Dystopie oder Utopie: Wie siehst du Zukunft der Science Fiction?
Ob nun in Form von Dystopien oder Utopien – das Genre fristet in Deutschland eher ein Nischendasein. Der Markt ist klein; die Deutschen stehen eher auf Krimis. Interpretiere ich deine Frage hingegen danach, ob die Science-Fiction in Deutschland eher eine dystopische oder utopische Zukunftsperspektive hat, würde ich mich auf die Seite der Utopisten schlagen. Ich sprach vorhin von der Relevanz, die SF für uns als Gesellschaft haben kann, wenn sie als hochgerechnetes Abbild unserer Zeit in der Zukunft fungiert. Kreative Köpfe wie Aiki Mira mit »Neongrau« und »Neurobiest« oder Theresa Hannig mit »Pantopia« liefern dafür allerbeste Beispiele.

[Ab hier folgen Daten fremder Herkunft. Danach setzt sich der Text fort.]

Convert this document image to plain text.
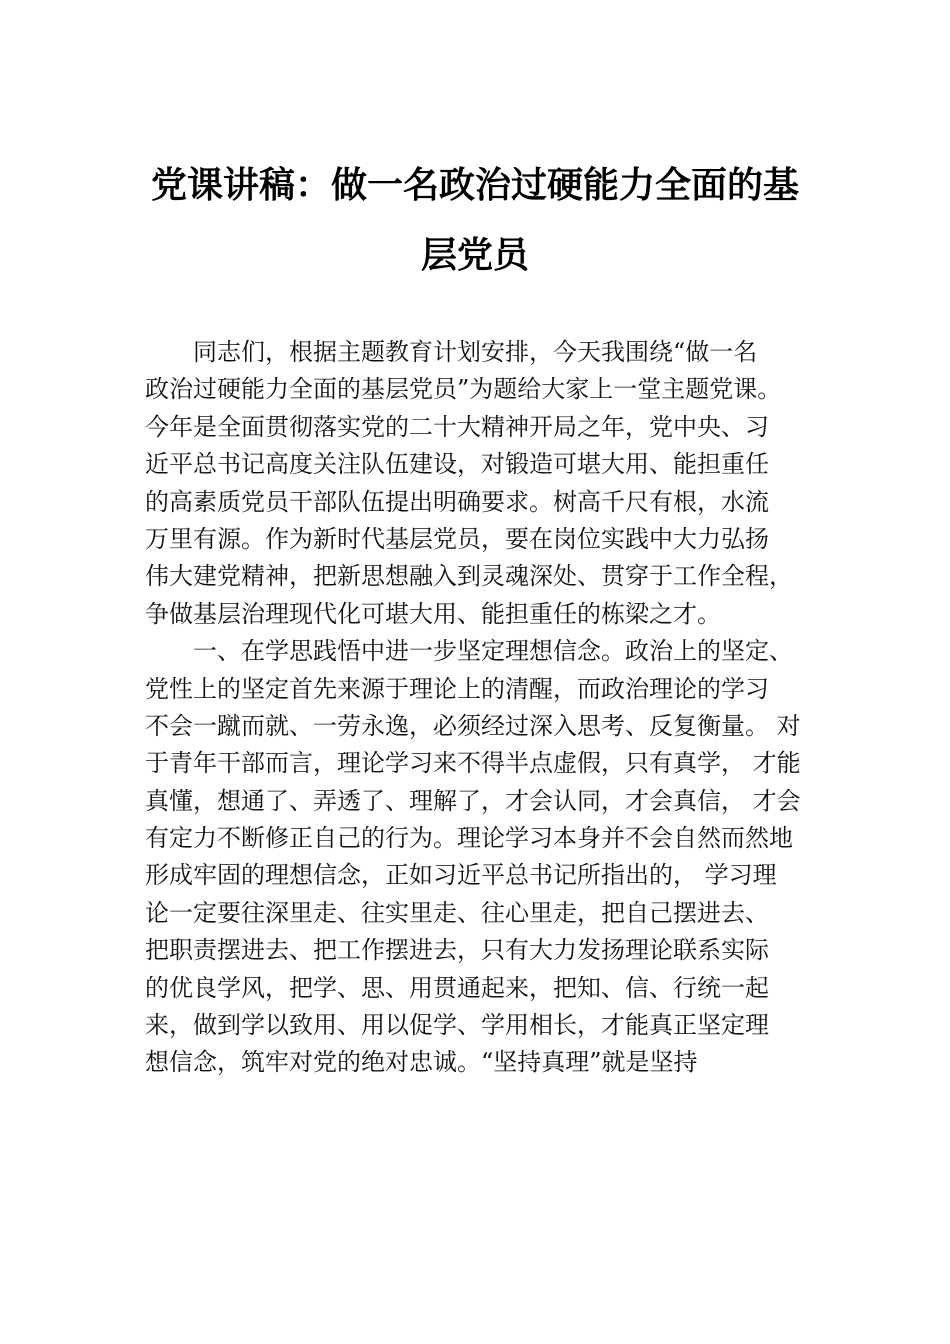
党课讲稿：做一名政治过硬能力全面的基
层党员
　　同志们，根据主题教育计划安排，今天我围绕“做一名
政治过硬能力全面的基层党员”为题给大家上一堂主题党课。
今年是全面贯彻落实党的二十大精神开局之年，党中央、习
近平总书记高度关注队伍建设，对锻造可堪大用、能担重任
的高素质党员干部队伍提出明确要求。树高千尺有根，水流
万里有源。作为新时代基层党员，要在岗位实践中大力弘扬
伟大建党精神，把新思想融入到灵魂深处、贯穿于工作全程，
争做基层治理现代化可堪大用、能担重任的栋梁之才。
　　一、在学思践悟中进一步坚定理想信念。政治上的坚定、
党性上的坚定首先来源于理论上的清醒，而政治理论的学习
不会一蹴而就、一劳永逸，必须经过深入思考、反复衡量。 对
于青年干部而言，理论学习来不得半点虚假，只有真学， 才能
真懂，想通了、弄透了、理解了，才会认同，才会真信， 才会
有定力不断修正自己的行为。理论学习本身并不会自然而然地
形成牢固的理想信念，正如习近平总书记所指出的， 学习理
论一定要往深里走、往实里走、往心里走，把自己摆进去、
把职责摆进去、把工作摆进去，只有大力发扬理论联系实际
的优良学风，把学、思、用贯通起来，把知、信、行统一起
来，做到学以致用、用以促学、学用相长，才能真正坚定理
想信念，筑牢对党的绝对忠诚。“坚持真理”就是坚持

Die deutsche Science-Fiction sollte sich nach außen viel mehr Gehör verschaffen. In Think Tanks in den USA oder China, die sich der wissenschaftlichen Erforschung der Zukunft widmen, sitzen regelmäßig Science-Fiction-Autorinnen und -Autoren mit am Tisch. Das passiert hierzulande noch zu wenig.
Ein ungewöhnliches Projekt, das in die gleiche Richtung geht und zu dem ich mich mit einer Story einbringen konnte, hat das NATO Defense College in Rom ins Leben gerufen. Das Ergebnis wird eine Graphic Novel sein, die im Juli zum 75. Geburtstag der Allianz erscheinen und die mögliche Entwicklung der Weltlage bis 2099 aufzeigen soll. Jeder Teilnehmende durfte in einer eigenen Shortstory völlig frei darstellen, was er oder sie sich vorstellt. – Auf das Gesamtergebnis im Comic-Format bin ich wahnsinnig gespannt.